Some people will have jumped straight to preparing for the worst-case scenario, and some will have started by assuming the best case.

As new data come in from trusted sources, we are all adjusting our behaviour and making decisions under uncertainty, not just about the spread of the disease but about the knock-on effects on our day-to-day lives.

“Calling people irrational for being more afraid of coronavirus than they are of car accidents misses the point that these are two very different risks”

Philip Maymin, insight partner at Essentia Analytics

Calling people irrational for being more afraid of coronavirus than they are of car accidents misses the point that these are two very different risks: the worst day ever of car accidents, while sad, won’t change much about the world.

The worst day ever of coronavirus can paralyze a country, a continent, or a global economy. That’s the fat tail – and it’s not irrational to prepare for it, when you’ve seen evidence pointing in its direction.

One of the few people who consistently makes this point is Nassim Nicholas Taleb, author of The Black Swan and numerous other books and mathematical articles that prove a variety of facts about tail risks.

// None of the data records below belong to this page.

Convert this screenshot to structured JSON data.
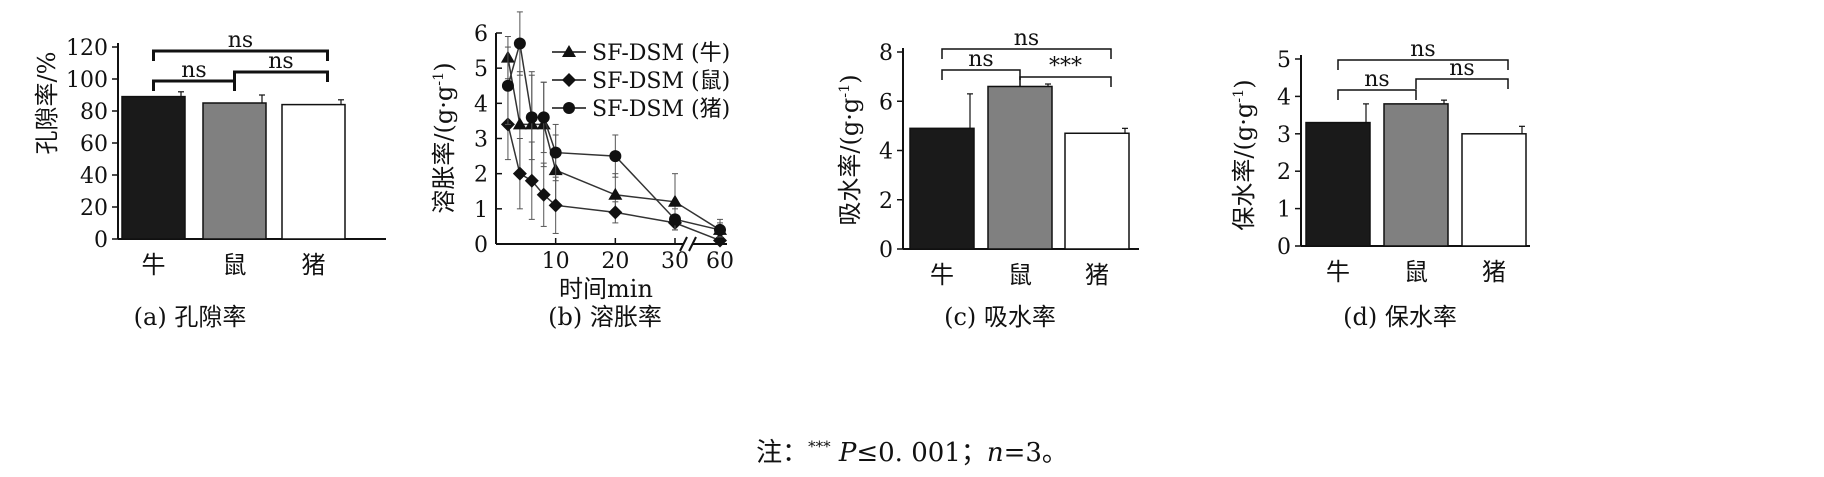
{
  "chart_data": [
    {
      "type": "bar",
      "panel": "a",
      "caption": "(a) 孔隙率",
      "ylabel": "孔隙率/%",
      "categories": [
        "牛",
        "鼠",
        "猪"
      ],
      "values": [
        89,
        85,
        84
      ],
      "errors": [
        3,
        5,
        3
      ],
      "colors": [
        "#1a1a1a",
        "#808080",
        "#ffffff"
      ],
      "ylim": [
        0,
        120
      ],
      "yticks": [
        0,
        20,
        40,
        60,
        80,
        100,
        120
      ],
      "significance": [
        {
          "from": 0,
          "to": 1,
          "label": "ns"
        },
        {
          "from": 1,
          "to": 2,
          "label": "ns"
        },
        {
          "from": 0,
          "to": 2,
          "label": "ns"
        }
      ]
    },
    {
      "type": "line",
      "panel": "b",
      "caption": "(b) 溶胀率",
      "ylabel": "溶胀率/(g·g",
      "ylabel_sup": "-1",
      "ylabel_end": ")",
      "xlabel": "时间min",
      "ylim": [
        0,
        6
      ],
      "yticks": [
        0,
        1,
        2,
        3,
        4,
        5,
        6
      ],
      "xticks": [
        "10",
        "20",
        "30",
        "60"
      ],
      "legend_position": "top-right",
      "series": [
        {
          "name": "SF-DSM (牛)",
          "marker": "triangle",
          "x": [
            2,
            4,
            6,
            8,
            10,
            20,
            30,
            60
          ],
          "y": [
            5.3,
            3.4,
            3.4,
            3.4,
            2.1,
            1.4,
            1.2,
            0.4
          ],
          "err": [
            0.6,
            1.5,
            1.5,
            1.2,
            1.0,
            0.6,
            0.8,
            0.3
          ]
        },
        {
          "name": "SF-DSM (鼠)",
          "marker": "diamond",
          "x": [
            2,
            4,
            6,
            8,
            10,
            20,
            30,
            60
          ],
          "y": [
            3.4,
            2.0,
            1.8,
            1.4,
            1.1,
            0.9,
            0.6,
            0.1
          ],
          "err": [
            1.0,
            1.0,
            1.1,
            0.9,
            0.8,
            0.3,
            0.2,
            0.1
          ]
        },
        {
          "name": "SF-DSM (猪)",
          "marker": "circle",
          "x": [
            2,
            4,
            6,
            8,
            10,
            20,
            30,
            60
          ],
          "y": [
            4.5,
            5.7,
            3.6,
            3.6,
            2.6,
            2.5,
            0.7,
            0.4
          ],
          "err": [
            1.1,
            0.9,
            1.2,
            1.0,
            0.8,
            0.6,
            0.3,
            0.2
          ]
        }
      ]
    },
    {
      "type": "bar",
      "panel": "c",
      "caption": "(c) 吸水率",
      "ylabel": "吸水率/(g·g",
      "ylabel_sup": "-1",
      "ylabel_end": ")",
      "categories": [
        "牛",
        "鼠",
        "猪"
      ],
      "values": [
        4.9,
        6.6,
        4.7
      ],
      "errors": [
        1.4,
        0.1,
        0.2
      ],
      "colors": [
        "#1a1a1a",
        "#808080",
        "#ffffff"
      ],
      "ylim": [
        0,
        8
      ],
      "yticks": [
        0,
        2,
        4,
        6,
        8
      ],
      "significance": [
        {
          "from": 0,
          "to": 1,
          "label": "ns"
        },
        {
          "from": 1,
          "to": 2,
          "label": "***"
        },
        {
          "from": 0,
          "to": 2,
          "label": "ns"
        }
      ]
    },
    {
      "type": "bar",
      "panel": "d",
      "caption": "(d) 保水率",
      "ylabel": "保水率/(g·g",
      "ylabel_sup": "-1",
      "ylabel_end": ")",
      "categories": [
        "牛",
        "鼠",
        "猪"
      ],
      "values": [
        3.3,
        3.8,
        3.0
      ],
      "errors": [
        0.5,
        0.1,
        0.2
      ],
      "colors": [
        "#1a1a1a",
        "#808080",
        "#ffffff"
      ],
      "ylim": [
        0,
        5
      ],
      "yticks": [
        0,
        1,
        2,
        3,
        4,
        5
      ],
      "significance": [
        {
          "from": 0,
          "to": 1,
          "label": "ns"
        },
        {
          "from": 1,
          "to": 2,
          "label": "ns"
        },
        {
          "from": 0,
          "to": 2,
          "label": "ns"
        }
      ]
    }
  ],
  "note": {
    "prefix": "注：",
    "stars": "***",
    "p": "P",
    "text": "≤0. 001；",
    "n": "n",
    "tail": "=3。"
  }
}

One of his major findings, which goes some way to justify human behaviour in light of coronavirus, is that whatever worst case we have seen so far is, it’s nothing compared to what might come next.

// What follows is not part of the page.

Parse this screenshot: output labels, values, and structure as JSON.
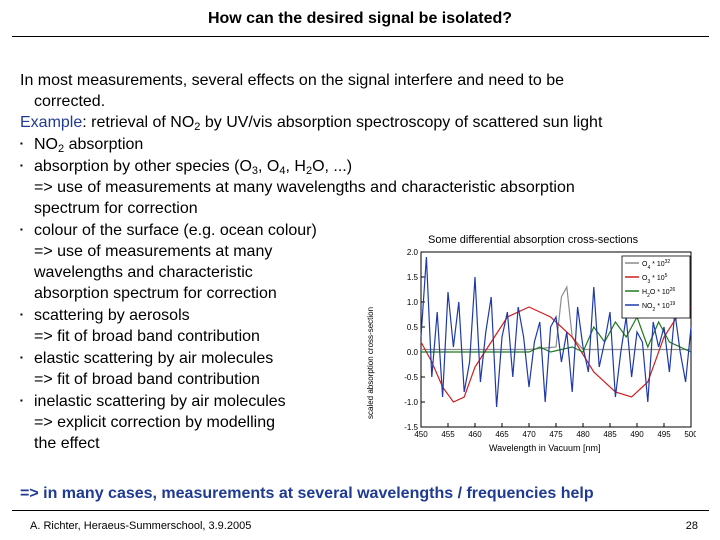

For investors, perhaps our most important lesson is to separate our market behaviour from our personal behaviour. If you can remain rational and detached in evaluating market conditions, then go home and stock up on toilet paper, that’s much better than the other way around.

In times like this, when other aspects of our lives are being disrupted, it is especially difficult to stick to your investment process. It’s worth having a close look at how your process has held up to times of massive uncertainty and paradigm changes – for example, the 2016 US election and Brexit.

Philip Maymin hi-res

Dr Philip Maymin

In those cases, did we stick to our investment process? Did we override it? Which approaches turned out better, and why?

It’s important and valuable to spot and predict behavioural biases in yourself and others, but it’s counterproductive to infer that humans are stupid or automatons. People are indescribably brilliant. Human knowledge is, in fact, the only possible source for a solution to the coronavirus.

Dr Philip Maymin is professor of analytics at Fairfield University Dolan School of Business, and an insight partner at Essentia Analytics.

Five Ways to Stick to Your Investment Process

Document it: Create a process checklist for each type of investment in your portfolio – and use it. There are lots of software tools on the market that can help: Tallyfy, Evernote, and Trello, to name a few.

Keep your eye on the horizon: When planning scenarios, focus on your actual investment horizon. During a crisis, our natural tendency is to focus on the short term. But if you’re investing on a five-year view, it’s worth forcing yourself to lift your gaze: how do recent events potentially affect the value of your investments five years from now? Many investments look terrible during a crisis, but if their fundamentals haven’t changed, their long-term prospects may be as good – or even better – than ever.

Record the WHY: When you decide to act – or not to act – record the context in which you made the decision and the reasons that were foremost in making it. Ideally, do this in a structured way, so you can analyse the data later. But the act of doing it, alone, is helpful for ensuring your decisions are as deliberate as possible.

Nudge yourself: Pre-set notifications can give you a heads-up to revisit your conviction at critical points in an investment’s lifecycle: after a certain period of time, after the price has moved up (or down) by a certain percentage, or after a key metric has crossed a threshold. If, at that point, you wouldn’t still be buying the security, you might want to ask yourself whether you should be selling it.

Prioritize the process: It might sound obvious, but the single most powerful thing you can do is keep your process top-of-mind and make a daily commitment to following it, in the knowledge that there are a million derailers out there. It’s easier said than done.